The fourth and final limitation our experimental design is the possibility that MTurk participants may not be as attentive as in-lab participants. To guard against this, we used an attention check and excluded any participants who failed it. We also used two items designed to encourage participants to pay attention by reminding them that they would be asked to write about the content of the vignette they read. While these measures can obviously not guarantee participants are paying attention, we’d like to think that they reduce the likelihood of inattention. Additionally, many lab tasks that are particularly susceptible to lapses in attention have been replicated using MTurk populations, including tasks that depend on difference in reaction times on the scale of milliseconds (e.g., Erikson Flanker tasks) and memory tasks that are heavily attention-dependent (see Woods, et al., 2015 for a review).

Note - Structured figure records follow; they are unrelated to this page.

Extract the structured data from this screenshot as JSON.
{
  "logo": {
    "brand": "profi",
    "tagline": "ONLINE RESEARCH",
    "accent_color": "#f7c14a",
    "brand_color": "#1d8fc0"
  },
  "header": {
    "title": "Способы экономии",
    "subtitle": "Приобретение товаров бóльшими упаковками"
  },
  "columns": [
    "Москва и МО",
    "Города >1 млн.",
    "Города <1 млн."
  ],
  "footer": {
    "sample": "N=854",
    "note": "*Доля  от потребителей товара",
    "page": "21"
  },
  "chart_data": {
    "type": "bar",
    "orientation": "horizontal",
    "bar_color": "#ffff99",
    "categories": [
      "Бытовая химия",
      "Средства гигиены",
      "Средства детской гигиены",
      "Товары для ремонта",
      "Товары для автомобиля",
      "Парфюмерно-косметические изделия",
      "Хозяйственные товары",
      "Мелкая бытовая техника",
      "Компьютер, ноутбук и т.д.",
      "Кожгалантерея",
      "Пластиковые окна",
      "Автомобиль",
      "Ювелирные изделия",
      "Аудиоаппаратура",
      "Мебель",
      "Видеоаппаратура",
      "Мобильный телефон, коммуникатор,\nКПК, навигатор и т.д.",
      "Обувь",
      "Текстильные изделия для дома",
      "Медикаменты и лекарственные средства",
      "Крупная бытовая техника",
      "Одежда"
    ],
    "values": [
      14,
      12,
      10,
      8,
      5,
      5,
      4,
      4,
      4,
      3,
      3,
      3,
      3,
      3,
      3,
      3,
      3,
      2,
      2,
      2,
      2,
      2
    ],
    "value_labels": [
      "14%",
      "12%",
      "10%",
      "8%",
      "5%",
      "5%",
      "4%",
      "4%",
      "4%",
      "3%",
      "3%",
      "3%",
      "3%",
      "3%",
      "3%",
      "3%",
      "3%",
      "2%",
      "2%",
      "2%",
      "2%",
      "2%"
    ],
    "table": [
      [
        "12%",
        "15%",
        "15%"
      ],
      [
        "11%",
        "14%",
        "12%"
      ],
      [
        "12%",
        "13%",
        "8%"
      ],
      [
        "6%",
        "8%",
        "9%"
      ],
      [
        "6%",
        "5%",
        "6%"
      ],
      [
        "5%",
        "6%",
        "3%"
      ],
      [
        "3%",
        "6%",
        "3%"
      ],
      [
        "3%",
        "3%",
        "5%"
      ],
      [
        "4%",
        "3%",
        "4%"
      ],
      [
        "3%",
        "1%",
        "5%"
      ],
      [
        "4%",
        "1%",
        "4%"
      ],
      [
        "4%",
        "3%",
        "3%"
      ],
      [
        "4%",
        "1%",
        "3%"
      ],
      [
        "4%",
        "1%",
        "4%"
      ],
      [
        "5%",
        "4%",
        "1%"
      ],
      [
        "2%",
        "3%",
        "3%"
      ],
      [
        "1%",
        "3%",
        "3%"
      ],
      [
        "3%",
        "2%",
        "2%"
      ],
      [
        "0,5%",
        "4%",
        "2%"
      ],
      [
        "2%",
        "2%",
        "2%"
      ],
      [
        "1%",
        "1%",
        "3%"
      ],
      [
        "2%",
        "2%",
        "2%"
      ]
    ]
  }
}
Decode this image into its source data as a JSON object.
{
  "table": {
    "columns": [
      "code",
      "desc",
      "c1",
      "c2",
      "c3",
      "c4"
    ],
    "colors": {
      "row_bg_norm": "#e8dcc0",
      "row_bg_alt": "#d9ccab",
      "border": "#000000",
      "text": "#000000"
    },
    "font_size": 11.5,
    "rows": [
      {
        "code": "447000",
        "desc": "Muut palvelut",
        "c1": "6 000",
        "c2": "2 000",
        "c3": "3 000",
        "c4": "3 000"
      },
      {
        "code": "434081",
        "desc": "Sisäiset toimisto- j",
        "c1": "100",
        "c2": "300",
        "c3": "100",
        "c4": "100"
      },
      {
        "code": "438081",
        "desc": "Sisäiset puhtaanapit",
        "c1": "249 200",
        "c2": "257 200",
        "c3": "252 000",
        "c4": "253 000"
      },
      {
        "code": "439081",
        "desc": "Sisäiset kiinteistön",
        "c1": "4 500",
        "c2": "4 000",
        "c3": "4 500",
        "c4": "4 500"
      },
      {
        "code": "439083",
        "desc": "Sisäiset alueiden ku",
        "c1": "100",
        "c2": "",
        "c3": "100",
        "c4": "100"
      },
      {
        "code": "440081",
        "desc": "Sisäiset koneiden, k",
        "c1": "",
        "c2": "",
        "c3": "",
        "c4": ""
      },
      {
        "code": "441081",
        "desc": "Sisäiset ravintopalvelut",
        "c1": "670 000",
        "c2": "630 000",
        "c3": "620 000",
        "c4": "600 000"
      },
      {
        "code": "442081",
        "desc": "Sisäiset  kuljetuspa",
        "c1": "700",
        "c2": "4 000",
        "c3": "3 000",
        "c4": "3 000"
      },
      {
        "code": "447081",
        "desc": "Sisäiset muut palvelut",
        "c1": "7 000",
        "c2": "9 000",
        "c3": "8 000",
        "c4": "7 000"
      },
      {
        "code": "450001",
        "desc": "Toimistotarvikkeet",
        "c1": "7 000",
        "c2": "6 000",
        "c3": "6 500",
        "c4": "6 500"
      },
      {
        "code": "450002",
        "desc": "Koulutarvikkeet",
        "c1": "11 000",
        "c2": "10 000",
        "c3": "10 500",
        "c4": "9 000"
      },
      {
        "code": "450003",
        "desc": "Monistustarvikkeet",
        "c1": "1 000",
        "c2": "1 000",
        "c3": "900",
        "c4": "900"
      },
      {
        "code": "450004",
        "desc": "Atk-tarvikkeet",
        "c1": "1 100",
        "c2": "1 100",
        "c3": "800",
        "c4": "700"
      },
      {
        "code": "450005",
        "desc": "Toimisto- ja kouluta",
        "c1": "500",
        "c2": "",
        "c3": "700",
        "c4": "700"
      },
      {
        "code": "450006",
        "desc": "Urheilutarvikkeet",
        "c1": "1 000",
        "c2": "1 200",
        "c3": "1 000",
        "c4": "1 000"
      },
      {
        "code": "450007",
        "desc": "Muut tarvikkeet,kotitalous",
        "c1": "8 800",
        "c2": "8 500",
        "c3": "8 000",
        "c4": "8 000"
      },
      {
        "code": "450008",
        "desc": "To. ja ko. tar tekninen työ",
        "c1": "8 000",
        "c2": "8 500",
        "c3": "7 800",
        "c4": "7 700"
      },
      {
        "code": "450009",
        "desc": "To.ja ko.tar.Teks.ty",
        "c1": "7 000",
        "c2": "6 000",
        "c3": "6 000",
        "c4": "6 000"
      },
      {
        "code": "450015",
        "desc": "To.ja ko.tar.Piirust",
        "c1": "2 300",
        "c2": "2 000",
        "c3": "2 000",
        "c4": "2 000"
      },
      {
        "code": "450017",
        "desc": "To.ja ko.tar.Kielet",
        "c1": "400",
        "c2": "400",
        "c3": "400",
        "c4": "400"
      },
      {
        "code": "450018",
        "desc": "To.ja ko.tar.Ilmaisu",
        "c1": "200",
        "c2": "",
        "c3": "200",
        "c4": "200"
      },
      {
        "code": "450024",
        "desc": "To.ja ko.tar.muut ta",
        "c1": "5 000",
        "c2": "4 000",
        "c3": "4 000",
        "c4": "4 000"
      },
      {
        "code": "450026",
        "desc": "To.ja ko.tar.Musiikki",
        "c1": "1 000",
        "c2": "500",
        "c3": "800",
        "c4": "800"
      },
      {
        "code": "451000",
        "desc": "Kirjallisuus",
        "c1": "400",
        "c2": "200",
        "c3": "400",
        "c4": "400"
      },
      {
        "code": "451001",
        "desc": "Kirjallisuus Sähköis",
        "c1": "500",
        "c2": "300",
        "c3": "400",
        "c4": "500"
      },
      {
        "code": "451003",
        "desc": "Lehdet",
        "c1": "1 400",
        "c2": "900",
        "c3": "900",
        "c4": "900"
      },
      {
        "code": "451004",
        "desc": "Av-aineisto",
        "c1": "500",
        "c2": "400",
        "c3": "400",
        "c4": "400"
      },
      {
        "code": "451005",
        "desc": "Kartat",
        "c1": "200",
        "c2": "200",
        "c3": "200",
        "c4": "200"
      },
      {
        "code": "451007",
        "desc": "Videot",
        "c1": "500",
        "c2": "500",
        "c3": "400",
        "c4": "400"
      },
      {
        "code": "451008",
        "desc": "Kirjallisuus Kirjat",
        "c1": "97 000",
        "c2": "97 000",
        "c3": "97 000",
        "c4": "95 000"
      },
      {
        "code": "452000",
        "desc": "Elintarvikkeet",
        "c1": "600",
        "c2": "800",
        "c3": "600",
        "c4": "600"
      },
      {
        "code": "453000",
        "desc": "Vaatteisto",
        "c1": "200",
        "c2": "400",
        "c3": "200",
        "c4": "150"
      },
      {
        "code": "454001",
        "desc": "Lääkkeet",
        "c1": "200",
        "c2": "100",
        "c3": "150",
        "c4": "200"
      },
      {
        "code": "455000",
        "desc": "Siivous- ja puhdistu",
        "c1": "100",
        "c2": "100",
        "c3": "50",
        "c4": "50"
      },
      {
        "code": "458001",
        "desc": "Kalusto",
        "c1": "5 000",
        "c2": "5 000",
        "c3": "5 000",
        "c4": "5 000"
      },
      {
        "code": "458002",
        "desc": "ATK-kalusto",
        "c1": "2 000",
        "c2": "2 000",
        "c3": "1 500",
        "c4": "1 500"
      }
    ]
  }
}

Setting these limitations aside, we nevertheless think we have made a valuable contribution to the literature on the relationship between free will beliefs and moral behavior. Minimally, our findings serve as a cautionary tale for those who fret that challenging free will beliefs might undermine public morality. Future research on this front will have to take into consideration the difficulty of replicating both standard manipulations of belief in free will and the purported link between free will skepticism and morality. Contrary to our initial expectations, the association between free will beliefs and moral behavior appears to be elusive. As such, worries about the purported erosion of societal mores in the wake of recent advances in neuroscience are likely to be misplaced. The belief in free will appears to be more stable, robust, and resistant to challenge than earlier work suggests. While some scientists may think that their research undermines the traditional picture of agency and responsibility, public beliefs on this front are likely to be relatively slow to change. Even if beliefs about free will were to incrementally change, given the lack of association between dispositional free will beliefs and moral behavior reported by Crone and Levy (2018), it is unclear that people would have difficulty integrating such beliefs into a coherent worldview that permits the same level of moral behavior.